Trotz Erfolg: Weniger Hilfe für dicke Kinder in Aarau

In den letzten fünf Jahren konnten 80 stark übergewichtige Kinder von der Gruppentherapie «Keep on moving» in Aarau profitieren. Jetzt wird das Projekt trotz des Erfolgs eingestellt: Die Krankenkassen zahlen zu wenig daran. Fachleute warnen nun, die Einstellung verursache langfristig höhere Kosten.

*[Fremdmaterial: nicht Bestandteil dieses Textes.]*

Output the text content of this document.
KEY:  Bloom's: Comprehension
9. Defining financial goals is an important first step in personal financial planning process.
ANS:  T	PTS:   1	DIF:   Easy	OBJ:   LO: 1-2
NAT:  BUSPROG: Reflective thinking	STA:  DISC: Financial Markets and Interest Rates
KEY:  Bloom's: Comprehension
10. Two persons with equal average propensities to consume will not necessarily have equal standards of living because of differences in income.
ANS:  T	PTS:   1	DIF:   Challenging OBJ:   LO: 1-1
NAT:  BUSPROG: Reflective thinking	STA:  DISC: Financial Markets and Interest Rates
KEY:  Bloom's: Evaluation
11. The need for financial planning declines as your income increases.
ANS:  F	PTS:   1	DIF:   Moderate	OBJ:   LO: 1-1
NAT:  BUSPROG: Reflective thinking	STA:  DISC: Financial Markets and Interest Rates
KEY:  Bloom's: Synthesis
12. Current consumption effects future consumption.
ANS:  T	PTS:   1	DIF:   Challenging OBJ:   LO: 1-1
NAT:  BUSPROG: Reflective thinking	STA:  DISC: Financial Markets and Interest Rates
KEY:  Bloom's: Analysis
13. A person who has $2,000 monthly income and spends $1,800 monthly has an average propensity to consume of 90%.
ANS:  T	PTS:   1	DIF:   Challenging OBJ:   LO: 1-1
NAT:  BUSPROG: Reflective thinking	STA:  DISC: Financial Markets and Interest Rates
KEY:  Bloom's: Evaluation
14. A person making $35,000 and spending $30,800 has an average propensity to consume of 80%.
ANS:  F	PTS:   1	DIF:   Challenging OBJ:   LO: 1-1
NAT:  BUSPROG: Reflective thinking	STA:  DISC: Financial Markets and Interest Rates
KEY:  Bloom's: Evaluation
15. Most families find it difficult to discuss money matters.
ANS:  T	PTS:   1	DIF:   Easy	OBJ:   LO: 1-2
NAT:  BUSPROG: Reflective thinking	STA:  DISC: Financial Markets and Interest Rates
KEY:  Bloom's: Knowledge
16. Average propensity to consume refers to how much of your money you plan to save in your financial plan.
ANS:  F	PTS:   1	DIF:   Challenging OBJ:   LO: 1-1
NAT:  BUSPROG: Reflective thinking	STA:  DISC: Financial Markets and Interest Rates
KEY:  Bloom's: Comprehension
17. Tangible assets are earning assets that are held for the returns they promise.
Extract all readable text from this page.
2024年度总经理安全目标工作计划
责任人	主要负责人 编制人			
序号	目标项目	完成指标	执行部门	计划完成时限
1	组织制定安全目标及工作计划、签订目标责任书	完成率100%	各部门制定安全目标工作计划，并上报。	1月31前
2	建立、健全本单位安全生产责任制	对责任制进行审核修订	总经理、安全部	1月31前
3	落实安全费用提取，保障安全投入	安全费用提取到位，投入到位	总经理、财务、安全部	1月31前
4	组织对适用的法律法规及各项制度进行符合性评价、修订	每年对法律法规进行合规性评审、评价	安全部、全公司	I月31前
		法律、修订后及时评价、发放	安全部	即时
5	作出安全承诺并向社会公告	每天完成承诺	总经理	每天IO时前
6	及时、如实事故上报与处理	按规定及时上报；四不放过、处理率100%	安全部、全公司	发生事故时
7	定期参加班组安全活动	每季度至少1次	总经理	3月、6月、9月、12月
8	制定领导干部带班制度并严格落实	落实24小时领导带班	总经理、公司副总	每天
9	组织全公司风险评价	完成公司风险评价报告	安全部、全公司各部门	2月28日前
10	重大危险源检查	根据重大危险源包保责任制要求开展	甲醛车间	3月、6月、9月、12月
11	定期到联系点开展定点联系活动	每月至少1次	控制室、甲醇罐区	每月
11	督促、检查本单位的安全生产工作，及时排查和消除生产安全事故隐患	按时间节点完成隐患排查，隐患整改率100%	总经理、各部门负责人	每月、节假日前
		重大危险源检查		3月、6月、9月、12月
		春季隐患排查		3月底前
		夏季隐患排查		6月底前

«Unsere Tochter ist 14 Jahre alt und wiegt 90 Kilogramm. Sie wird von ihren Klassenkameraden ausgelacht, ihre Schulleistungen sind gesunken. Was können wir tun?». So oder ähnlich tönen die Hilferufe der Eltern, die sich an «Keep on moving» wenden. Das Mädchen gehört zu den schwersten drei Prozent ihres Alters und damit genau zur Zielgruppe des Programms der Hochschule für Soziale Arbeit und der Klinik für Kinder und Jugendliche am Kantonsspital Aarau.

In Aarau erhalten stark übergewichtige Kinder künftig weniger Hilfe beim Abnehmen. Es fehlt am Geld für das Projekt.

Bildlegende: In Aarau erhalten stark übergewichtige Kinder künftig weniger Hilfe beim Abnehmen. Es fehlt am Geld für das Projekt. Keystone (Symbolbild)

In der anderthalbjährigen Gruppentherapie werden die Kinder von Ärzten, Psychologen, Ernährungsberatern und Sport-Therapeuten betreut. Und sie können sich mit anderen Betroffenen austauschen, sich so auch gegenseitig motivieren. Sie lernen, ihr Gewicht zu kontrollieren, zudem wird ihr Selbstwertgefühl gestärkt.

Krankenkassen übernehmen nur die Hälfte

Im Vergleich zu Einzel-Sprechstunden erziele der Einsatz von mehreren Personen und Disziplinen sowie der Einbezug der Eltern deutlich positivere Erfolge, teilt die Hochschule für Soziale Arbeit am Montag mit. Trotzdem werden nun keine neuen Kinder mehr in diese Gruppentherapie aufgenommen, das Programm wird Anfang 2015 eingestellt.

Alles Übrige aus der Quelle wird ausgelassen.